Tyrone, 30, had returned home by then, and Theresa said he "hopped in and went to work," removing the umbilical cord that was wrapped around his new son's neck.
"He was kind of ecstatic," Allison said of her husband.
Keeley instructed Tyrone to rub the baby's back, and she said everyone in the dispatch center was happy to hear Ohja-Zonne's first wails over the phone.
"It was exciting to hear a new baby cry," she said. "We deal with a lot of stressful stuff in here, but luckily this one was a good outcome. ... The baby was healthy and the mom was healthy, and that made everything better."
The center had gotten "a little chaotic" after Hereford called, but Keeley said the dispatch team quickly took control of the situation, with her partner Owen Sullivan and supervisor Yvonne Crane handling other emergency calls while Keeley focused on the birth.
"We just kept going with what we normally do," she said, adding that Hereford also stayed composed during the experience. "There were a few times I think she was getting stressed, and I had to get her on the right track, but she followed directions really well."

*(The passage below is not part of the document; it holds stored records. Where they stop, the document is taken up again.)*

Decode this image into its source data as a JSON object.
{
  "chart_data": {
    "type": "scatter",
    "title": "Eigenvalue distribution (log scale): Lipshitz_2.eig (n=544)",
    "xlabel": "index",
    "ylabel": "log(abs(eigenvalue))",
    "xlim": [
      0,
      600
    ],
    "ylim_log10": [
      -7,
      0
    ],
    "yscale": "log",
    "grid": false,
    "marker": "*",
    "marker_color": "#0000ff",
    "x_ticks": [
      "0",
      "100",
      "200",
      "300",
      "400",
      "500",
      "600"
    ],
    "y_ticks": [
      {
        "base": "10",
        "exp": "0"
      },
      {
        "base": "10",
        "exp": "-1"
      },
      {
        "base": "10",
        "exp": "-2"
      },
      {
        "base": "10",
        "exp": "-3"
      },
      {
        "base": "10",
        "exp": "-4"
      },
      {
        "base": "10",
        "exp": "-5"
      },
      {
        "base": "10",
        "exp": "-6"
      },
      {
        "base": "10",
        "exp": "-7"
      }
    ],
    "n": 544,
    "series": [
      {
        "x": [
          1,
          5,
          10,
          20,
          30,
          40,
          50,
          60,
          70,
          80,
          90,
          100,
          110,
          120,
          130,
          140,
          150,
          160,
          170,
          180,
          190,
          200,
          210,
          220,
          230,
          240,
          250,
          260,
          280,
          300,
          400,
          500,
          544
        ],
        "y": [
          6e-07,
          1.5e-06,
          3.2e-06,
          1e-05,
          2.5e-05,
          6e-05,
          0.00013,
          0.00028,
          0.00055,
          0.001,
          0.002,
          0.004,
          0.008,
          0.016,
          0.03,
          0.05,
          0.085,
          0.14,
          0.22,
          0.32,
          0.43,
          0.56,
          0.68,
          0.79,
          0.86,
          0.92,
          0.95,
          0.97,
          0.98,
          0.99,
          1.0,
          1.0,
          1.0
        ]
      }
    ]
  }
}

Allison, who had heard Keeley's instructions over the phone, said the dispatcher did a good job too.
"She told Pam everything that I could have," Allison said. "It was pretty natural."
Keeley stayed on the phone until first responders arrived to take Ohja-Zonne to the hospital. When he returned home, the boy whose name means "Yellow Bead" joined his family including siblings Om-O-Wat Tarness, 2, and Tinnie Tarness, 1.'
Fremont County deputy Kevin Rieman also was called to assist with a birth in May 2012. At about 3:45 a.m. May 16, he said he was advised that an ambulance was being dispatched to respond to Lost Wells Circle in Riverton for a 25-year-old woman having contractions.
According to reports, the baby's head was visible when Rieman was notified about the incident.
Upon his arrival, Rieman said he located the mother lying on the floor in the kitchen or dining room area of the residence. He timed her contractions to be roughly 2.5 minutes apart and comforted the woman until her dad and his girlfriend arrived.
Midvale firefighter David Knoepke arrived to assist, and with the help of Fremont County communications deputy Jenny Keel, Knoepke and Rieman successfully delivered a baby girl at about 4:20 a.m. Afterward, emergency medical technicians arrived to take over care and transport of the baby.